Today, importance of ports is increasing along with the increase of global trade volume. This situation makes the efficiency of port management under the capacity constraints a critical issue. Accordingly, berth allocation problem has become further significant due to being the root of all operational problems within a port. With its complexity, port authorities demand for effective decision support tools to support this decision making process. Due to this necessity, a DSS is designed for the BAP, in collaboration with the port authorities. The problem focused is the BAP considering vessel preferences and port objectives.

The literature is extended by developing a DSS that manages the priority control mechanism reflecting the practical considerations and needs. A new model is designed using simulation and optimization techniques. Embracing further facts linked with the berth allocation problem and service priorities adds to the body of knowledge making the model more convenient for real-world use. The DSS is designed to provide a high degree of flexibility with a good level of parameterization allowing users to work under different terminal scenarios and analyse situations in depth. Terminal planners can use the DSS for tactical and strategic level decisions. The effects of changes in the terminal infrastructure can be investigated through the use of the model.

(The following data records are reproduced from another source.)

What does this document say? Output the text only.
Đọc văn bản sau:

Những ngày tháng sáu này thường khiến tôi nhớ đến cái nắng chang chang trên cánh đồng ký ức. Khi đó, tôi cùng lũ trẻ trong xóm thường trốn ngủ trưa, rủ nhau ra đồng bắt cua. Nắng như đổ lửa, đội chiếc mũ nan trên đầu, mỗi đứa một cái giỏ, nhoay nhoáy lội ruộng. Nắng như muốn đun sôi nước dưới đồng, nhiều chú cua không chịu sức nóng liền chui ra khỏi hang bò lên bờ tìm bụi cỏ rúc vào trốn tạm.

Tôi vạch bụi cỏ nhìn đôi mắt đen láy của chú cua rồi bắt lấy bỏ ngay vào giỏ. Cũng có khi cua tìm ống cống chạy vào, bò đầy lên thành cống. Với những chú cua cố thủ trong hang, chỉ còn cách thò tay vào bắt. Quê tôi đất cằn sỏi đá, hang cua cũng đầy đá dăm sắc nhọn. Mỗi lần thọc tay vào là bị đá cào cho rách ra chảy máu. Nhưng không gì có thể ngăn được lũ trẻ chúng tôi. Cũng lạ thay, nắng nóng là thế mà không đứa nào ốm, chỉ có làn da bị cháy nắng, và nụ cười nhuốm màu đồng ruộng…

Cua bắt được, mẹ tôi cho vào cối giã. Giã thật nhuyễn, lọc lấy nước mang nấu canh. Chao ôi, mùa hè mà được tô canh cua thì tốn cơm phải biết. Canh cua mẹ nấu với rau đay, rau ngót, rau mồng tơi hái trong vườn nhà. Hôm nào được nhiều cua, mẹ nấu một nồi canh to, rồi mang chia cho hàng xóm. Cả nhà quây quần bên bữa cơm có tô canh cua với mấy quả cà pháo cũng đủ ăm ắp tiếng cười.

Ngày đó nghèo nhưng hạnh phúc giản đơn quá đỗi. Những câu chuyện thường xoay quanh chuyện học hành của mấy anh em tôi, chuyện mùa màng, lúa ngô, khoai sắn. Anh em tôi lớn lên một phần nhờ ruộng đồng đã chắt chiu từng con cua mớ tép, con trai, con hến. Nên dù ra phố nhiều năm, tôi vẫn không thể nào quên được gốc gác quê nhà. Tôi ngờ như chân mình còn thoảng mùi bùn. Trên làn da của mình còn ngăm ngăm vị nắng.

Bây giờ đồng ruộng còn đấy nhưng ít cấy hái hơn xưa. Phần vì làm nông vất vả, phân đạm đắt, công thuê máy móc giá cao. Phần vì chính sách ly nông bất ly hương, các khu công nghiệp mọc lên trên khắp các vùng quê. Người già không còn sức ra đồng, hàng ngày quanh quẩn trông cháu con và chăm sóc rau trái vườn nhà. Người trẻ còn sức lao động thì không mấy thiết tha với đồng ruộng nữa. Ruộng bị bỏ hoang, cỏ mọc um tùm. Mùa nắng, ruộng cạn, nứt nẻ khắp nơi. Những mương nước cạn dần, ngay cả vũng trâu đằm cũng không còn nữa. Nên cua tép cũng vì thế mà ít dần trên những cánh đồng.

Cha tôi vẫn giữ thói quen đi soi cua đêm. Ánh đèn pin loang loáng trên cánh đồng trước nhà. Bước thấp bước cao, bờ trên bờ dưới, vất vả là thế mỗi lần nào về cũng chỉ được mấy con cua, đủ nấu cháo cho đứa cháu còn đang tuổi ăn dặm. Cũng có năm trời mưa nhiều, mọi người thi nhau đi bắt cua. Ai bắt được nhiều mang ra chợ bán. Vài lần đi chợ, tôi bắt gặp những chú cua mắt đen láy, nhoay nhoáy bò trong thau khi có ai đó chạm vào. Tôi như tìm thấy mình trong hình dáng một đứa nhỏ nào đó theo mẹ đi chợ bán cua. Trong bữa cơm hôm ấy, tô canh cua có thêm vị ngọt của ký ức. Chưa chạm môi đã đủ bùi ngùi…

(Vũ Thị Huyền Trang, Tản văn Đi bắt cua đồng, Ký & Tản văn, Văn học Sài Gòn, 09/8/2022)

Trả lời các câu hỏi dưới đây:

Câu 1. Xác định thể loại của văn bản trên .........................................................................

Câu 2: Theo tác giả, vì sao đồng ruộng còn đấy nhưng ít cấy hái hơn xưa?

The expansion of the DSS to include yard operations is an opportunity for a future work. A model that will consider priority factors for the storage space allocation of containers within the yard will enable the storage resources to be used more efficiently. In this scene, the priority control mechanism can be enhanced to consider the detailed analysis of container movements connected with the external gateways. This will enable the port authorities to obtain general improvements in performance figures. However, remarkably increased complexity will be a challenge to manage in this circumstance.